12:19am Thursday 4th April 2013
© Press Association 2013
The Government displayed a "cavalier attitude" in bringing forward the introduction of a new state pension system by a year, a group of MPs has said.
In last month's Budget, Chancellor George Osborne announced that the single-tier pension will be introduced in 2016, a year earlier than previously planned, meaning employers and pension schemes now have a year less to prepare for the change.
The announcement also came a week before the Work and Pensions Select Committee was due to finish its scrutiny of the proposals, the results of which have now been published.
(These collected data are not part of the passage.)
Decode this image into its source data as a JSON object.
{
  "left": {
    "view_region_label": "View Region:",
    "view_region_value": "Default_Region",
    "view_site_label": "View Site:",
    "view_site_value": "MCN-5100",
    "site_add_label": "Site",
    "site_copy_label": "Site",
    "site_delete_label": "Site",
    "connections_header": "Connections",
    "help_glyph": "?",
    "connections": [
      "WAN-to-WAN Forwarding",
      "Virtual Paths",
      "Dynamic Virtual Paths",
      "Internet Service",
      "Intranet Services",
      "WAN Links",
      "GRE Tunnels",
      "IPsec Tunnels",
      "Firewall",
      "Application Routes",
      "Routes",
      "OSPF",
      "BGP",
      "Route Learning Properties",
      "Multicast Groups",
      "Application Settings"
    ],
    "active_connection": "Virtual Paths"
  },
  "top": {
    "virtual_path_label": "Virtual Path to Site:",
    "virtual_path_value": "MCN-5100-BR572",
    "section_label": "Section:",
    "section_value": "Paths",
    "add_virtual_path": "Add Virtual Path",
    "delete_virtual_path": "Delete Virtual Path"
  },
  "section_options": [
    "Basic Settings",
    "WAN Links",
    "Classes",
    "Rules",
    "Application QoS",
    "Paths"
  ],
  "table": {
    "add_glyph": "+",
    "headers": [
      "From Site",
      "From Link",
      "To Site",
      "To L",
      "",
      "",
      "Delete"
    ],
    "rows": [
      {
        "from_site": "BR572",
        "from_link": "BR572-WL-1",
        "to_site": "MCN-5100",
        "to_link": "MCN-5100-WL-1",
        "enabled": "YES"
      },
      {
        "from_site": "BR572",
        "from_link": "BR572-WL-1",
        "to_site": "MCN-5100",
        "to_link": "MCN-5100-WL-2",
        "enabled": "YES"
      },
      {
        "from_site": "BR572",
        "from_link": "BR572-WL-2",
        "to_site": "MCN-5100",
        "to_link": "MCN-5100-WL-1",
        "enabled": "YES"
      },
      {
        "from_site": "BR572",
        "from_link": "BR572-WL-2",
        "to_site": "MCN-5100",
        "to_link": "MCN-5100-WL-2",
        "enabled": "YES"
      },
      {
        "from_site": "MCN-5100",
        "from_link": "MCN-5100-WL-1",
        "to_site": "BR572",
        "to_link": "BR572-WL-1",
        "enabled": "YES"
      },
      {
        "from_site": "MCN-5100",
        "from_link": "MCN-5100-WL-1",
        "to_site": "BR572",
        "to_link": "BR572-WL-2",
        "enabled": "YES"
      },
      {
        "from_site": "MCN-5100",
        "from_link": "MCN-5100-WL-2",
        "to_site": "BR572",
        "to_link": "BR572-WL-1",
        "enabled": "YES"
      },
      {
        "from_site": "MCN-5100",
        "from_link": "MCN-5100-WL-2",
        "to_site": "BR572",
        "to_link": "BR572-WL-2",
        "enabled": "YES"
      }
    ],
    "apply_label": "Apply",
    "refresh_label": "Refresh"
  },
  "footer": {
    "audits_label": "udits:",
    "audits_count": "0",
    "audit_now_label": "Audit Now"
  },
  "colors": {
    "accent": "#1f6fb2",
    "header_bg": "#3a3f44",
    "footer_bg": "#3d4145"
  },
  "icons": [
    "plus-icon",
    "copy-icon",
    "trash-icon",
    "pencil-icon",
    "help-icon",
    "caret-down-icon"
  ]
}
Its report said it was "clearly not possible for parliamentary committees to conduct effective scrutiny when the Government makes such a significant change to reform proposals a week before the deadline it has itself set for the scrutiny process to be completed".
But the report's findings were still valid, according to Dame Anne Begg MP, chairwoman of the committee.
She said: "I am disappointed that the Government has hampered us in carrying out this task, by giving us very little time to do it, due to the delays in its own timetable for publishing the proposals, and then making a major change to the policy at a very late stage.
"Such a cavalier attitude to the scrutiny role of select committees is unacceptable. Nevertheless, we believe our recommendations are valid and that our findings will assist Parliament when it considers the finalised (Pensions) Bill in the summer."
The single-tier pension, to be introduced in April 2016, will be a single flat rate of £144 a week in today's money. The decision to bring forward the introduction date will place a "significant burden" on employers and pension schemes that operate under the "contracting out" scheme, said the committee.
Under contracting out, employers who offer workplace pension schemes, and the employees who are scheme members, can pay reduced National Insurance contributions in return for giving up entitlement to the additional state pension. This will end with the single-tier pension, meaning the pensions industry and employers who thought they had until April 2017 to prepare for the change now have a year less.
That could pose a "more significant challenge", and the committee called on the Department for Work and Pensions to work closely with employers and the pensions industry to work out how to deal with the change.